Oh, one last thing:  I don’t think people should waste their time worrying about when the end of the world comes or when hell might arrive. I think people should be worried about justice in this life and the next. I think they should change their evil ways right away, right now.  But whether the devil is coming from Russia or China or Israel in 1500 or 1860 or 1992 or 2000 was a simple waste of time. It still is.  Devoting most of your day to fear, rather than to joy, is to miss the point of worshipping God.  God is all things good and holy, not all things scary and stupid. To choose to focus on the other things is to let the tail wag the dog.

But that’s just me. What do you think?




5 thoughts on “Do-Your-Own-Theology: The Afterlife — The Only Thing That Makes Sense

  1. John, I like the way you think, though it certainly clashes with my fundy days at Word of Life.
    If you think about it, you’ve got purgatory in there.

    • Val:

      I’m sure there are plenty of people out there who think I’m not “honest” enough about God (aka mean enough from a theological perspective), but that is what I come up with after a long-term relationship with God (the fundys have that part right) and the Bible and others . I was particularly surprised when, years ago, Chuck Carlston of ANTS suggested that he believed in purgatory, especially since he was very pious and a New Testament scholar. Chuck did a lot of wrestling with faith issues and I didn’t always agree on where he came down, but I was fascinated by the fact that he wrestled and thought it was a good model for ministry and parishioners.

      Thanks for the read.



  2. It doesn’t matter what you or I think. What does the bible say, John?

    And when did you go to being a Johnian instead of a Christian? At least you are clear that this is YOUR opinion (or at least how you would like things to be). Maybe you should call this “do your own religion” instead of “do your own theology”.

    The bible does not set up some kind of scale that weighs your good vs. bad, your suffering vs. happiness, or anything like that. It is actually pretty clear on how people go to Heaven.

    I hope that no souls get lost because of misguidance.

    • Bob:

      Re: “I hope that no souls get lost because of misguidance”. Me, too. This is the challenge of ministry as I understand it —
      putting one’s self out there while being true to God and the Bible, as I understand them. I have trouble believing
      that *I* am more merciful than God is and that is what I have tried to convey. Heaven isn’t really the challenge. It’s hell that
      people are worried about, and the Bible doesn’t speak as clearly on that matter. Tradition, Dante’s Inferno and a
      million horror flicks have set that up. At the same time, there are people who just say “Oh, they’re making that up” and “I can do
      whatever I want.” I have also tried to address that here. Maybe the Bible and scriptural interpretation will be the next in the series.
      In any case, I am aware of your concerns and I take them seriously.

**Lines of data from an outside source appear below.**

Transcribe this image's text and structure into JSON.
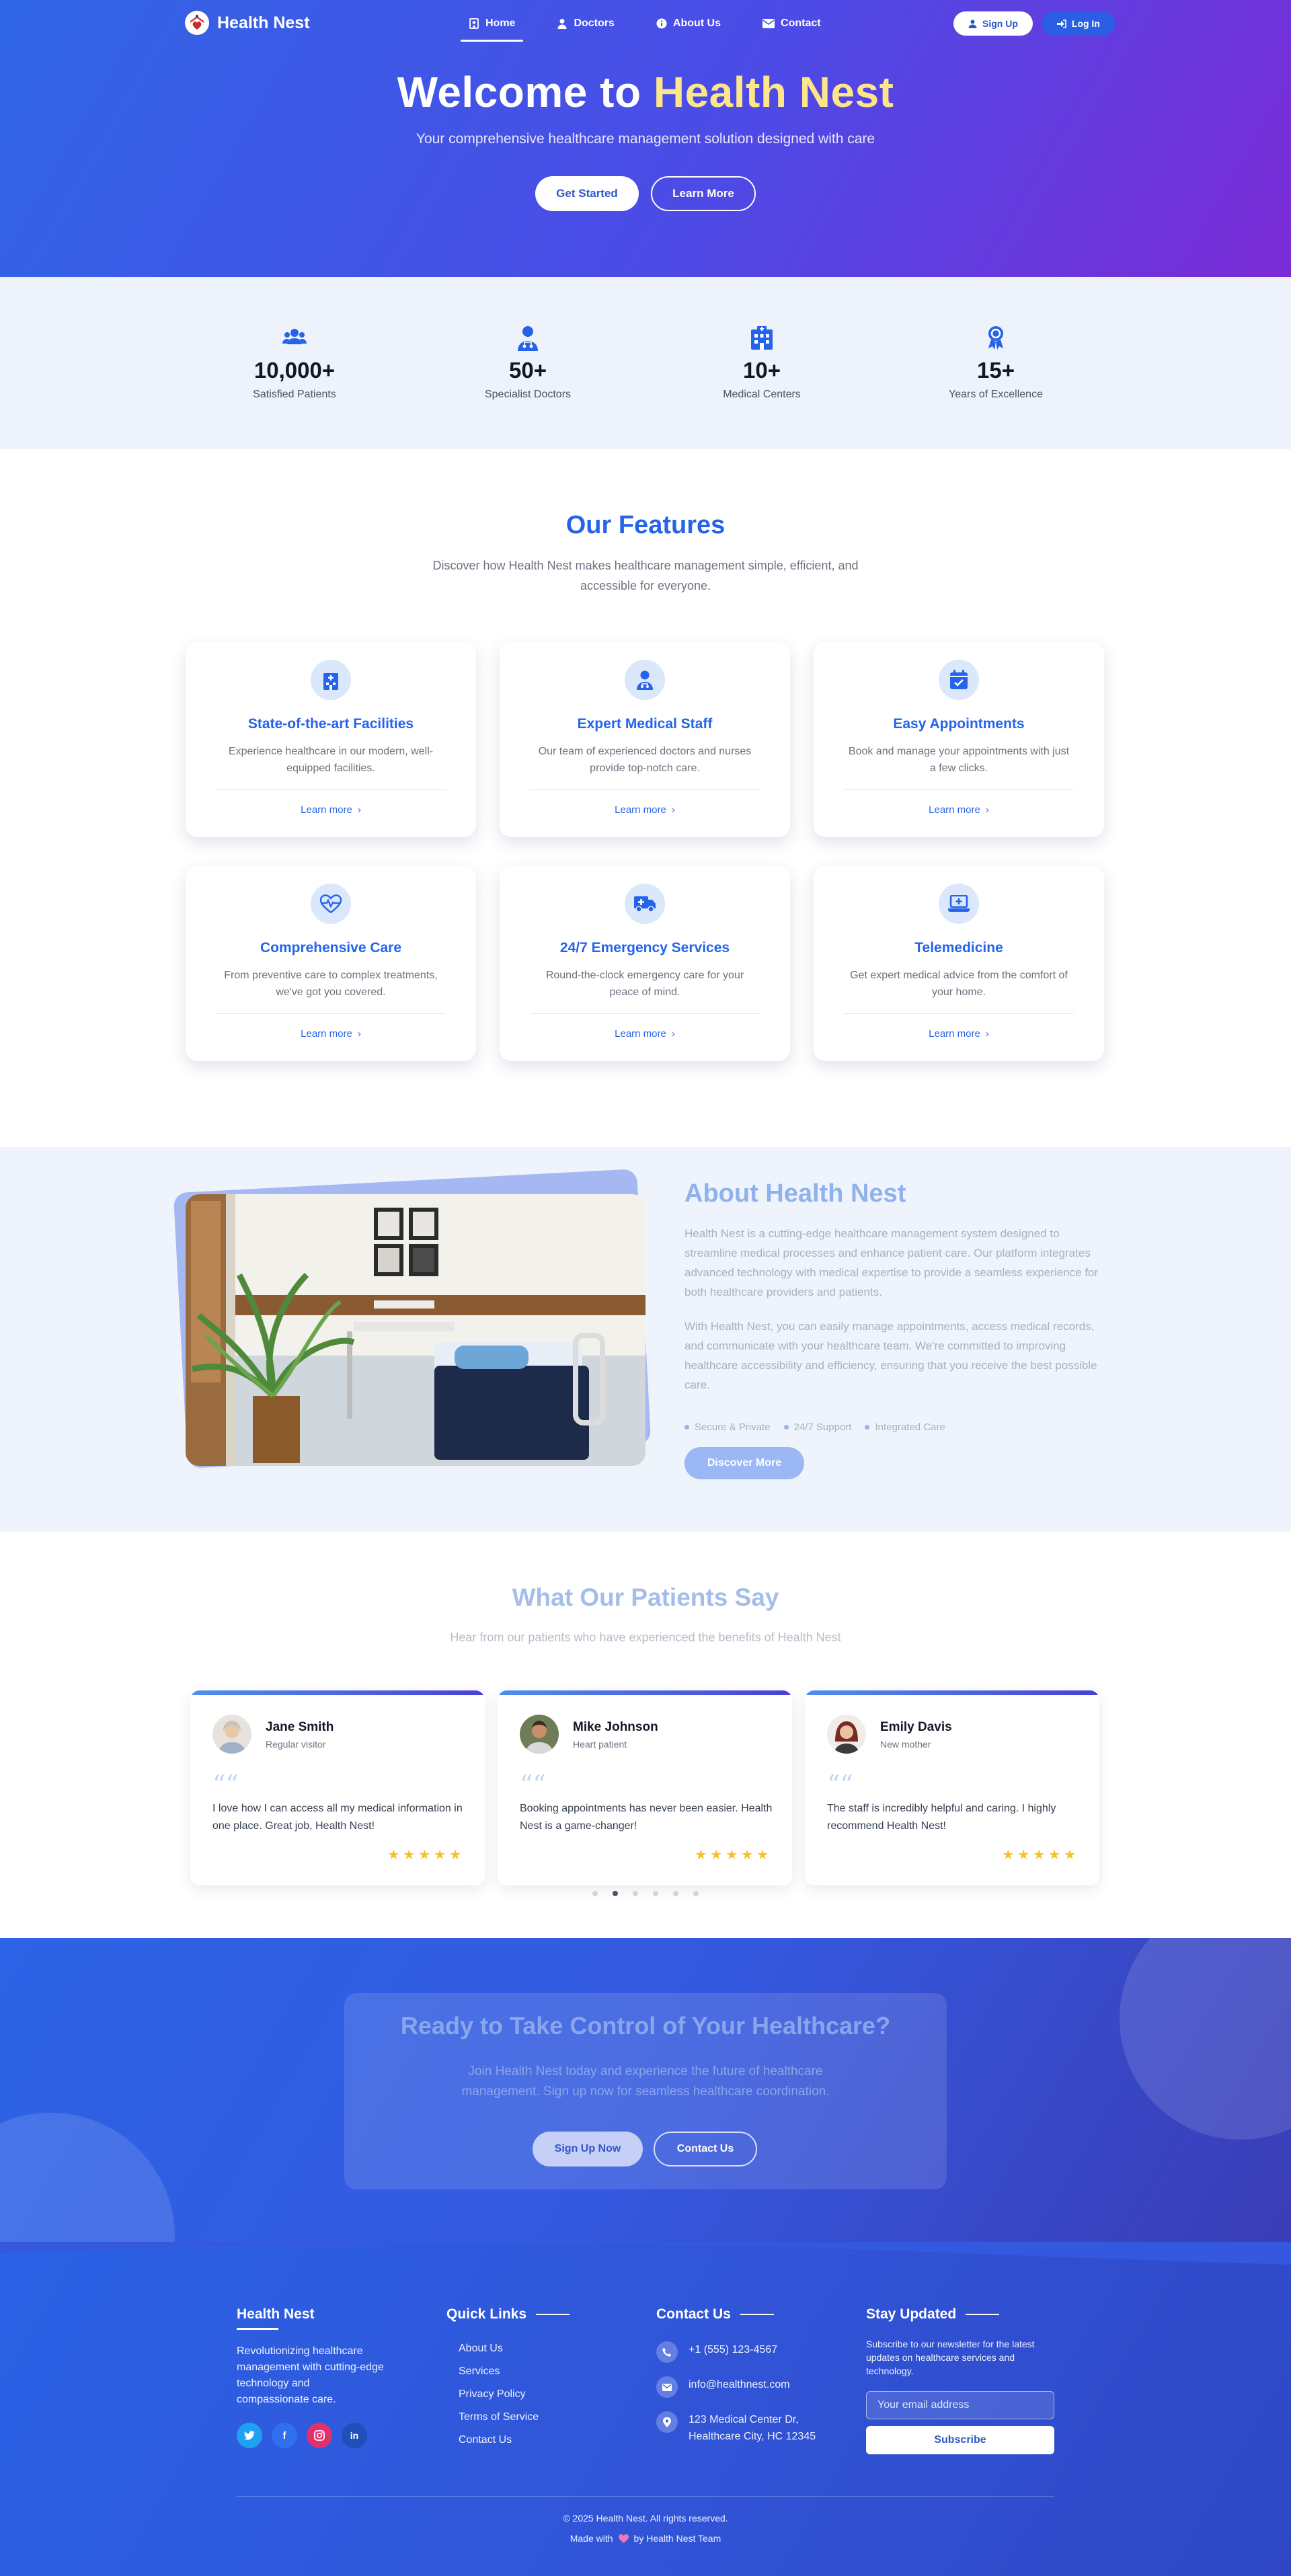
{
  "nav": {
    "brand": "Health Nest",
    "items": [
      {
        "label": "Home",
        "icon": "hospital-icon",
        "active": true
      },
      {
        "label": "Doctors",
        "icon": "doctor-icon"
      },
      {
        "label": "About Us",
        "icon": "info-icon"
      },
      {
        "label": "Contact",
        "icon": "envelope-icon"
      }
    ],
    "signup": "Sign Up",
    "login": "Log In"
  },
  "hero": {
    "title_prefix": "Welcome to ",
    "title_highlight": "Health Nest",
    "subtitle": "Your comprehensive healthcare management solution designed with care",
    "primary": "Get Started",
    "secondary": "Learn More"
  },
  "stats": [
    {
      "value": "10,000+",
      "label": "Satisfied Patients",
      "icon": "users-icon"
    },
    {
      "value": "50+",
      "label": "Specialist Doctors",
      "icon": "doctor-icon"
    },
    {
      "value": "10+",
      "label": "Medical Centers",
      "icon": "building-icon"
    },
    {
      "value": "15+",
      "label": "Years of Excellence",
      "icon": "award-icon"
    }
  ],
  "features": {
    "title": "Our Features",
    "subtitle": "Discover how Health Nest makes healthcare management simple, efficient, and accessible for everyone.",
    "more": "Learn more",
    "cards": [
      {
        "title": "State-of-the-art Facilities",
        "text": "Experience healthcare in our modern, well-equipped facilities.",
        "icon": "hospital-icon"
      },
      {
        "title": "Expert Medical Staff",
        "text": "Our team of experienced doctors and nurses provide top-notch care.",
        "icon": "doctor-icon"
      },
      {
        "title": "Easy Appointments",
        "text": "Book and manage your appointments with just a few clicks.",
        "icon": "calendar-check-icon"
      },
      {
        "title": "Comprehensive Care",
        "text": "From preventive care to complex treatments, we've got you covered.",
        "icon": "heart-pulse-icon"
      },
      {
        "title": "24/7 Emergency Services",
        "text": "Round-the-clock emergency care for your peace of mind.",
        "icon": "ambulance-icon"
      },
      {
        "title": "Telemedicine",
        "text": "Get expert medical advice from the comfort of your home.",
        "icon": "laptop-medical-icon"
      }
    ]
  },
  "about": {
    "title": "About Health Nest",
    "p1": "Health Nest is a cutting-edge healthcare management system designed to streamline medical processes and enhance patient care. Our platform integrates advanced technology with medical expertise to provide a seamless experience for both healthcare providers and patients.",
    "p2": "With Health Nest, you can easily manage appointments, access medical records, and communicate with your healthcare team. We're committed to improving healthcare accessibility and efficiency, ensuring that you receive the best possible care.",
    "tags": [
      "Secure & Private",
      "24/7 Support",
      "Integrated Care"
    ],
    "button": "Discover More"
  },
  "testimonials": {
    "title": "What Our Patients Say",
    "subtitle": "Hear from our patients who have experienced the benefits of Health Nest",
    "items": [
      {
        "name": "Jane Smith",
        "role": "Regular visitor",
        "text": "I love how I can access all my medical information in one place. Great job, Health Nest!",
        "stars": "★★★★★"
      },
      {
        "name": "Mike Johnson",
        "role": "Heart patient",
        "text": "Booking appointments has never been easier. Health Nest is a game-changer!",
        "stars": "★★★★★"
      },
      {
        "name": "Emily Davis",
        "role": "New mother",
        "text": "The staff is incredibly helpful and caring. I highly recommend Health Nest!",
        "stars": "★★★★★"
      }
    ],
    "quote_mark": "““"
  },
  "cta": {
    "title": "Ready to Take Control of Your Healthcare?",
    "text": "Join Health Nest today and experience the future of healthcare management. Sign up now for seamless healthcare coordination.",
    "primary": "Sign Up Now",
    "secondary": "Contact Us"
  },
  "footer": {
    "brand": "Health Nest",
    "desc": "Revolutionizing healthcare management with cutting-edge technology and compassionate care.",
    "social": [
      "twitter-icon",
      "facebook-icon",
      "instagram-icon",
      "linkedin-icon"
    ],
    "quick_title": "Quick Links",
    "links": [
      "About Us",
      "Services",
      "Privacy Policy",
      "Terms of Service",
      "Contact Us"
    ],
    "contact_title": "Contact Us",
    "phone": "+1 (555) 123-4567",
    "email": "info@healthnest.com",
    "address": "123 Medical Center Dr, Healthcare City, HC 12345",
    "news_title": "Stay Updated",
    "news_text": "Subscribe to our newsletter for the latest updates on healthcare services and technology.",
    "news_placeholder": "Your email address",
    "news_button": "Subscribe",
    "copyright": "© 2025 Health Nest. All rights reserved.",
    "made_prefix": "Made with",
    "made_suffix": "by Health Nest Team"
  },
  "colors": {
    "primary": "#2563eb",
    "accent": "#fde68a",
    "star": "#fbbf24"
  }
}
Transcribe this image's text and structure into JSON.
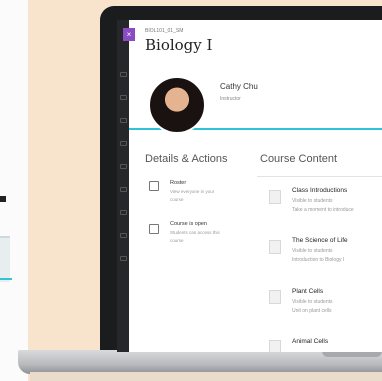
{
  "course": {
    "close_label": "×",
    "id": "BIOL101_01_SM",
    "title": "Biology I"
  },
  "instructor": {
    "name": "Cathy Chu",
    "role": "Instructor"
  },
  "details": {
    "heading": "Details & Actions",
    "items": [
      {
        "title": "Roster",
        "desc1": "View everyone in your",
        "desc2": "course",
        "icon": "roster-icon"
      },
      {
        "title": "Course is open",
        "desc1": "Students can access this",
        "desc2": "course",
        "icon": "open-course-icon"
      }
    ]
  },
  "content": {
    "heading": "Course Content",
    "items": [
      {
        "title": "Class Introductions",
        "desc1": "Visible to students",
        "desc2": "Take a moment to introduce",
        "icon": "discussion-icon"
      },
      {
        "title": "The Science of Life",
        "desc1": "Visible to students",
        "desc2": "Introduction to Biology I",
        "icon": "folder-icon"
      },
      {
        "title": "Plant Cells",
        "desc1": "Visible to students",
        "desc2": "Unit on plant cells",
        "icon": "folder-icon"
      },
      {
        "title": "Animal Cells",
        "desc1": "",
        "desc2": "",
        "icon": "folder-icon"
      }
    ]
  },
  "colors": {
    "accent": "#2ec4d6",
    "close_button": "#8a4bc4",
    "background": "#f8e4cd"
  }
}
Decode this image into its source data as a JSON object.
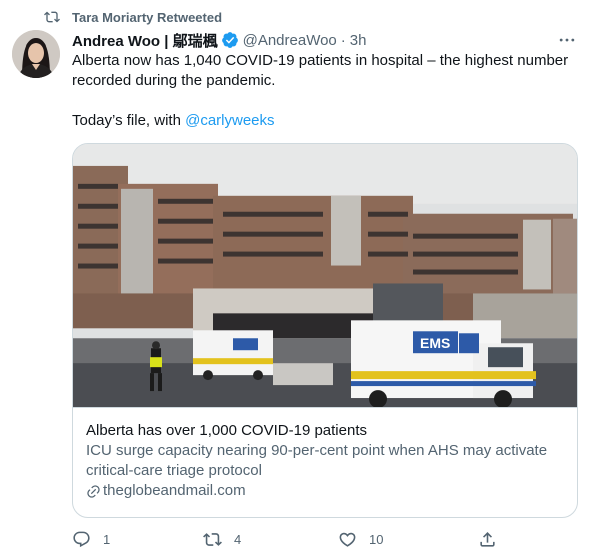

      • More important than what you understand is what the Word of God says. If you want to add your own speculation after that (and clearly label it as such), then be my guest.

        And although I agree that God is merciful, the bible also makes it QUITE clear that He is also Just. We might not like God’s idea of Justice while we’re on earth, but we might not truly appreciate the concept until we are in Heaven ourselves. It might even seem stupid (like you said it does to you) while we’re here, but I’m not as smart as God so I have to have some faith.

        Ghandi might’ve been a good guy and all, but based on his profession (i.e. what he professed, not his career) and what the bible tells us, do you think he’s in Heaven?

        And do you think the theif on the cross next to Jesus is in Heaven? I mean, theives are pretty bad guys, right?

        You are certainly right that we don’t know many details about what Heaven and Hell are truly like, but the bible does give us some guidance (i.e. the gnashing of teeth, eternal seperation from our Lord, etc.).Frankly I’m not really worried about the details of what they’re like right now, as long as I (and as many other people as possible) get to be with the Lord and not away from Him.